Nesta quinta-feira (29), representantes da Secretaria de Saúde do Distrito Federal (SES-DF) participaram do evento online CB Debate, com o tema “Janeiro Branco: diálogos sobre a saúde mental no Brasil”. A subsecretária de Saúde Mental, Fernanda Falcomer, salientou que, embora janeiro seja um mês dedicado à conscientização, a discussão sobre a saúde mental deve acontecer durante o ano todo.
“Levar essa reflexão para todos no Distrito Federal é um desafio importante, e o Janeiro Branco surgiu como parte desse movimento”, explicou Falcomer. “Este mês está no nosso calendário oficial, mas o cuidado com a saúde mental deve ser uma prioridade nos 365 dias do ano.”
Fernanda Falcomer ressaltou a importância de ações integradas para cuidar da saúde mental, considerando aspectos como condições de vida, emprego, violência, relações pessoais e desigualdades sociais.
Segundo a Organização Mundial da Saúde (OMS), mais de 1 bilhão de pessoas no mundo enfrentam algum problema de saúde mental, e estima-se que uma em cada oito pessoas desenvolverá algum transtorno ao longo da vida.

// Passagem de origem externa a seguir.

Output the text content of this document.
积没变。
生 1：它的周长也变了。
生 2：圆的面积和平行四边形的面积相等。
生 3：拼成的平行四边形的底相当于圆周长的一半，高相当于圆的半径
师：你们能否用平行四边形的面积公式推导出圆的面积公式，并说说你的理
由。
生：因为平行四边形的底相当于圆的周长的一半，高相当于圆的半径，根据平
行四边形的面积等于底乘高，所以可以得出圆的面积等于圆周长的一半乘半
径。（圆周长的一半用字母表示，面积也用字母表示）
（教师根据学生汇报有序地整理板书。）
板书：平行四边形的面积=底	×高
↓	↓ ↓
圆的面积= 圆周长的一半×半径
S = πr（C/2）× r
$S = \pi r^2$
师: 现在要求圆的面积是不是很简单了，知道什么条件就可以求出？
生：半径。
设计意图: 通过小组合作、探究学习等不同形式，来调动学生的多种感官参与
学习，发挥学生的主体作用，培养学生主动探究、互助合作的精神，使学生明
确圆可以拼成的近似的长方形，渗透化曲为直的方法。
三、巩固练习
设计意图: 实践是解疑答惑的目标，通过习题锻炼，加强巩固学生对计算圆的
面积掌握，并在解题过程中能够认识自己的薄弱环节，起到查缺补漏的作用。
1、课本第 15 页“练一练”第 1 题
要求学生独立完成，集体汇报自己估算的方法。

No Brasil, ansiedade e depressão são os transtornos mais comuns.
Para Falcomer, é fundamental combater o estigma em torno da saúde mental: “Todos nós passamos por momentos difíceis, e é importante entender que sofrimento mental não é exclusividade de pessoas estigmatizadas.”
As unidades básicas de saúde (UBSs) são o principal ponto de entrada para o atendimento em saúde mental, focando em casos leves e iniciais. Elas realizam acolhimento, avaliação, acompanhamento e encaminhamento para serviços especializados.
Os Centros de Atenção Psicossocial (Caps) cuidam de pessoas com transtornos mentais graves ou dependência química, que afetam sua vida e círculo social. O Distrito Federal conta com 18 Caps de diferentes tipos, com atendimento aberto ao público, sem necessidade de encaminhamento.